The first collaborative album between the two shines at times, yet also disappoints
When ‘Trust Fund Babies’ was announced to be the first collaborative project between Lil Wayne and Rich The Kid, most didn’t know what to think of it. Was Lil Wayne becoming a has-been? Was he stooping down to Rich The Kid’s level to find a new audience in a younger generation?
While it wasn’t clear at first, it became immediately evident off the first listen what this project is for. It seems as if Lil Wayne and Rich The Kid found themselves in the studio together and simply wanted to have some fun. Creating a single together slowly turned into developing an EP, which in turn came out to be a full 10-track joint album.
Across the whole project, there lies a sole feature from the Compton-based rapper YG. While it’s far from one of his best verses, he still halfheartedly delivers, likely out of respect for Lil Wayne as one of the “greats” that came before him.
With a lot of filler songs across the album with a lack of replay value, there is still a handful of songs that have the potential to stay in the general public’s rotation for a few weeks to months. Songs such as “Headlock”, “Shh”, “Bleedin’” and “Buzzin’” all have a certain level of aggression and catchiness that hold some level of replay value depending on the listener.
Sadly, however, much of the album blends together through similarly styled production and flows.

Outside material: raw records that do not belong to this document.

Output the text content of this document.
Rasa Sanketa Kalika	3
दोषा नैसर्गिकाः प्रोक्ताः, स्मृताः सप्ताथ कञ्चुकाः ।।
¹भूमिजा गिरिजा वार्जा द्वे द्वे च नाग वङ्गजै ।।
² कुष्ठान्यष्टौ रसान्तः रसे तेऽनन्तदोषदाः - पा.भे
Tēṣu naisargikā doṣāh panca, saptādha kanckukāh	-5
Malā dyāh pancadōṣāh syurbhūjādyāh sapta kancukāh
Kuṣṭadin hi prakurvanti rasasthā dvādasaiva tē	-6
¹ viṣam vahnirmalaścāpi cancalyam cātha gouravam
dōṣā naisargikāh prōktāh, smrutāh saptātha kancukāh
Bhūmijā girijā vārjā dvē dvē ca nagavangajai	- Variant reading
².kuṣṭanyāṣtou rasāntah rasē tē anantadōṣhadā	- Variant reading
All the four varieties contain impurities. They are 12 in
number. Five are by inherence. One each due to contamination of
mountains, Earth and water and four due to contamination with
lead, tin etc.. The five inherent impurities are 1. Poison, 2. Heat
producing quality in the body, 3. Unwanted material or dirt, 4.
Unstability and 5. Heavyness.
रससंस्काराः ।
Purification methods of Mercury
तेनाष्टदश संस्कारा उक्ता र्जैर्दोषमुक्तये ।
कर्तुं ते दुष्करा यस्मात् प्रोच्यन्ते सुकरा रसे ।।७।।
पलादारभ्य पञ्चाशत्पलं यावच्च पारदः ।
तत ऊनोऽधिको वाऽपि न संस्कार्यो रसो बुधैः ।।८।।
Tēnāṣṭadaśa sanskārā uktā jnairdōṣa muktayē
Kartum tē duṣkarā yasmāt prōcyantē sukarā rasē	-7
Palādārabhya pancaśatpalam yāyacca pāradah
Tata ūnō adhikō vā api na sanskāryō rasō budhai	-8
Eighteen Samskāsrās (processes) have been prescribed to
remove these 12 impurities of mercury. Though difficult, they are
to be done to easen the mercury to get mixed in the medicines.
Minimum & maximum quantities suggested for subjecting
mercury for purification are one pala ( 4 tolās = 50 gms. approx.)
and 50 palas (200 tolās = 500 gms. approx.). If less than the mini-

Tracks such as “Feelin’ Like Tunechi”, “Yeah Yeah” and “Still” are perceived as forgettable right after the first few listens.
One of the standout aspects of ‘Trust Fund Babies’ is the production of certain tracks. Notably, the beat on “Headlock” must have been created with the same ingredients that nightmares are made of. Both aggressive and distinguishable, Lil Wayne finds a pocket that few others can and dives in deep on the track.
Overall, Rich The Kid tried to hold his ground alongside a rap titan in the industry, but couldn’t hold his footing on the project. It may be some of his best work, but he still gets overshadowed by Lil Wayne.
Wayne, while still miles ahead of many other popular rappers, seems to be out of his lyrical prime. Nobody can hold a candle to his 2005-2008 run of music that cemented his legacy, but it’s still disappointing to see a rapper of his caliber release halfhearted music compared to decades before.
The album can’t be critiqued too seriously in the end, as it’s clear that it was made between two respective artists looking to have fun in the studio. While ‘Trust Fund Babies’ may not have been expected by the two to put up massive numbers on the charts, it will certainly keep their names relevant and in rotation across the music industry until their next solo LPs are released.